Deborah Eisenberg recommends Cards of Identity

Categories: Arts & Letters | Books

This year's recipiant of the MacArthur "genius" Fellowship, Deborah Eisenberg  recommends Cards of Identitiy as an overlooked and underappreciated novel.


 

 

 

 

 

 

 

 

 

Cards of Identity
Nigel Dennis
1955

Here's a remarkable novel you might not have come across, possibly because it's so peculiar as to elude categorization. It neither instructs nor consoles nor deeply moves, but the sheer profusion of its surprises and its glittering sentences, along with the tenor of its loopy inquiries into profound matters of "the self," are inebriating, and can send you soaring over all kinds of narrative and intellectual confines. 

I was fortunate enough to have been given the book as a gift and to have known nothing at all about it when I opened it.

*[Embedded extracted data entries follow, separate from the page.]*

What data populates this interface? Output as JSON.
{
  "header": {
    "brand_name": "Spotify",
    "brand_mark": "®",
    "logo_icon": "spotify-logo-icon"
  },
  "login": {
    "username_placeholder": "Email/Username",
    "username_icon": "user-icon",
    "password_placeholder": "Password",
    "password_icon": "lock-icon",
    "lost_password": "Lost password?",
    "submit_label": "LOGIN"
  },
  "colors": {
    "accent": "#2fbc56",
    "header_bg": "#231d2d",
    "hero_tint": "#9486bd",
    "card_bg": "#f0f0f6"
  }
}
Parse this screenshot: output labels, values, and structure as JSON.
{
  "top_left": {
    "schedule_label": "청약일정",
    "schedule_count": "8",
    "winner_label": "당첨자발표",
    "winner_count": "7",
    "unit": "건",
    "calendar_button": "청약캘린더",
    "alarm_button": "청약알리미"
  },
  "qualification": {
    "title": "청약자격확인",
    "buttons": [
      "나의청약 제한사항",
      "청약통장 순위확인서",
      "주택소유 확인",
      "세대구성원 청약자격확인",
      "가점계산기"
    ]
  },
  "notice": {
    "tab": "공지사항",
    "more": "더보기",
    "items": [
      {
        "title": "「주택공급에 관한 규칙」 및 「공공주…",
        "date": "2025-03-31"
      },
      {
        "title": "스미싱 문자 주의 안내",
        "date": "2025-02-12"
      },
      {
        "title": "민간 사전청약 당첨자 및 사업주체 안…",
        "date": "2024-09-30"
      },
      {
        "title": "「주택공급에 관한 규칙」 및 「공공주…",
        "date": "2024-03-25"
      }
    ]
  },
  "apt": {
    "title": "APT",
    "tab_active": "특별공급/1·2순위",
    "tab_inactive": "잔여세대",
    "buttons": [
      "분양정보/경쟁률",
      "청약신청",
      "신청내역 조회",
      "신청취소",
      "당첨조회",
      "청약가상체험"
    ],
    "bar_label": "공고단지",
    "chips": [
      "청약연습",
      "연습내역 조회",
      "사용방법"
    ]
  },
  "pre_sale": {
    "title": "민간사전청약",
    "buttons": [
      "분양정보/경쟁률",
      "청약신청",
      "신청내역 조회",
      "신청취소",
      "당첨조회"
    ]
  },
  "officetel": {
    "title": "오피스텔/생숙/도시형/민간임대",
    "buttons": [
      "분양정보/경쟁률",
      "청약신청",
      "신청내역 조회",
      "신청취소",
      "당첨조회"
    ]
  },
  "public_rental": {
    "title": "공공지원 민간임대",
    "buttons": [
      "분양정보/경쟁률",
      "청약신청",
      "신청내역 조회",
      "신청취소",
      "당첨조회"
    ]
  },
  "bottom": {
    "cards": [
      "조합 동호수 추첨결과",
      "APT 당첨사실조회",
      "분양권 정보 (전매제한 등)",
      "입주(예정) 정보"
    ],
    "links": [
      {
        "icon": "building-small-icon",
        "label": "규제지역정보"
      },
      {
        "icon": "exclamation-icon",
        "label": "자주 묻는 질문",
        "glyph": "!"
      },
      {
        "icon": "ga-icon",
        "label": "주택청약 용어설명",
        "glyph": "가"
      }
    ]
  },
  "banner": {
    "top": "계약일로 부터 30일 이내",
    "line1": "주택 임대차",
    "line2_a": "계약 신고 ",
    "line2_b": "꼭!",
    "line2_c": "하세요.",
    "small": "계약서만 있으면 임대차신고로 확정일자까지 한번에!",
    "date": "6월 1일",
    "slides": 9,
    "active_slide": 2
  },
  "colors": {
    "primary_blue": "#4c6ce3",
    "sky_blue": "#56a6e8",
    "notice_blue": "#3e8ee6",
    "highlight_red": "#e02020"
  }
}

That might be the best way to encounter it, so I'll provide only one more little clue about the content: the author was apparently a friend of the Viennese psychologist and theorist Alfred Adler, and he translated a certain amount of Adler's work.

It's a very, very funny book, but so witty, too, that instead of laughing, one might find oneself just gaping and pointing at the pages. It's not for everybody-or, goodness knows, for every mood-but perhaps you will join those of us who discovered that we were waiting forlornly to come upon it.